Par Virginie Langerock

Le Batband préfigure la nouvelle génération de casques audio. Son concept étonnant: transférer directement les ondes sonores à l’oreille interne via les os du crâne. Sans faire pression sur les tympans, et donc sans écouteurs. Il a été mis au point par les designers de l’agence Studio Banana, basée à Lausanne.

Le son est transmis non plus par l’air, mais par mini-vibrations vers la colchée (oreille interne) selon le principe ancien de la conduction osseuse. «C’est comme ça que Beethoven, une fois devenu sourd, composait sa musique, explique Key Kawamura, cofondateur de Studio Banana.

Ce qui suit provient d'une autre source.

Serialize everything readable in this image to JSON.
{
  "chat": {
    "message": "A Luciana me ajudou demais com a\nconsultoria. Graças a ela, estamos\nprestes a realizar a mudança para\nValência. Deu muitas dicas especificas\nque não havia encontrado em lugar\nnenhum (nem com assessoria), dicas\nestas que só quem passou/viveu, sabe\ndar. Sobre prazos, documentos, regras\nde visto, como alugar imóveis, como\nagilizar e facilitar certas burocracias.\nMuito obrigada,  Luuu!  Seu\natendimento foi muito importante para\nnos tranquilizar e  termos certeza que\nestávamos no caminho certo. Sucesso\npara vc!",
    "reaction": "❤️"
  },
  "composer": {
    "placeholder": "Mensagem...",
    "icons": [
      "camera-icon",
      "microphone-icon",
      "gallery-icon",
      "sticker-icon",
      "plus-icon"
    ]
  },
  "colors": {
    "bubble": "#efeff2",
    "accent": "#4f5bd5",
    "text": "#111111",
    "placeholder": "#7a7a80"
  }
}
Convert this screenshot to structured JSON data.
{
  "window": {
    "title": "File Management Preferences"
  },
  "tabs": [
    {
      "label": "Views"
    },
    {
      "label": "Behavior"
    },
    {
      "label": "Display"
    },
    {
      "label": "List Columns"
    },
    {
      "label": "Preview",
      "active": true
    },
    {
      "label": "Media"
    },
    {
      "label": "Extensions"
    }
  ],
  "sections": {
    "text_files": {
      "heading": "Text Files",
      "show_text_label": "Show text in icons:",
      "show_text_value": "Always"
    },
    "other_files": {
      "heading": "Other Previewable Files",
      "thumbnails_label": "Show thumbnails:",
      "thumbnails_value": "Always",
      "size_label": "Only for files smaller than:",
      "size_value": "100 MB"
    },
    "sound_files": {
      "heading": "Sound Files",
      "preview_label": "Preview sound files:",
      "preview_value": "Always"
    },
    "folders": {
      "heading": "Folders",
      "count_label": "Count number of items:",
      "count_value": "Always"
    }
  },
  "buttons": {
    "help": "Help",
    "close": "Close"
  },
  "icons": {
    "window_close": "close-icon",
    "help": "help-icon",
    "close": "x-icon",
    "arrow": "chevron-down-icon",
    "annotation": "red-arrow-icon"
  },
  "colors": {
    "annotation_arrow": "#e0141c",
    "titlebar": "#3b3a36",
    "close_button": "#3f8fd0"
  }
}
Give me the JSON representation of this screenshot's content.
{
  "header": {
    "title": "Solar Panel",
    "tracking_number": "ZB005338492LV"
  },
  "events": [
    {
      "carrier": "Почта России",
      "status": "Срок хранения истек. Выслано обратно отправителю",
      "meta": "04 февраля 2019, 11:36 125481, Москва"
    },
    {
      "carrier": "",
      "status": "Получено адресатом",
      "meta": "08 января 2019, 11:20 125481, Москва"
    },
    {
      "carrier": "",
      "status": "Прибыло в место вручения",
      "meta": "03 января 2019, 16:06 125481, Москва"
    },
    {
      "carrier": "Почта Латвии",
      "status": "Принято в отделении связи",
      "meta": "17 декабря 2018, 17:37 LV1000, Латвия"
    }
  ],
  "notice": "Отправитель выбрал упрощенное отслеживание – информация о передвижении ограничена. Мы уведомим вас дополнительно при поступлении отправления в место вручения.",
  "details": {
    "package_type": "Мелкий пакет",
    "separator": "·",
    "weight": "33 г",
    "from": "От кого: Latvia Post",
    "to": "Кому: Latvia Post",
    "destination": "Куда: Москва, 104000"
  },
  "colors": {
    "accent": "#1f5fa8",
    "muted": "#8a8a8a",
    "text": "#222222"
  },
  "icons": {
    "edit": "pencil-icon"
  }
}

Il mordait un morceau de tige relié à son piano.» Les oreilles sont libres et l’utilisateur reste attentif aux bruits environnants. Le son est ample, englobant, et fournit une sensation à 360 degrés. Une qualité d’écoute inédite mais intacte. Le casque, dont la sortie est prévue pour mi-2017, annonce le son immersif de demain.

Cette nouvelle expérience sonore va-t-elle ranger au placard nos classiques écouteurs ? «C’est juste une nouvelle façon d’écouter. La qualité d’écoute ne sera pas meilleure, mais différente.» Preuve que la demande existe, le casque AfterShokz repose lui aussi sur le principe de la conduction osseuse. Moins design, plus léger, il est conçu avant tout pour les sportifs. Plusieurs lunettes «musicales» (Zungle, Soundglasses Buhel) fonctionnent selon le même principe, grâce à des capteurs insérés dans les branches de lunettes de part et d’autre de la tête. On peut ainsi faire du vélo, courir, traverser la rue ou travailler en écoutant de la musique, sans être coupé du monde.

Les bruits se déplacent

L’autre révolution en cours est celle du son 3D, qui restitue le son tridimensionnel perçu dans la vie réelle — de loin, de près, de derrière, d’en haut et plus seulement depuis la droite ou la gauche comme avec la stéréo. Les voix, la musique, les bruits se déplacent et produisent un effet de profondeur inédit. En la matière, «l’Allemagne, la Belgique, la France et le Danemark ont une longueur d’avance, assure Eske Bo Knudsen, directeur exécutif à l’Université technique du Danemark et chef de projet au sein du Réseau danois d’innovation sonore. Même si les grandes marques asiatiques et américaines (Samsung, HTC, Apple, Sony, et Oculus) sont loin d’être en reste dans ces nouvelles technologies.»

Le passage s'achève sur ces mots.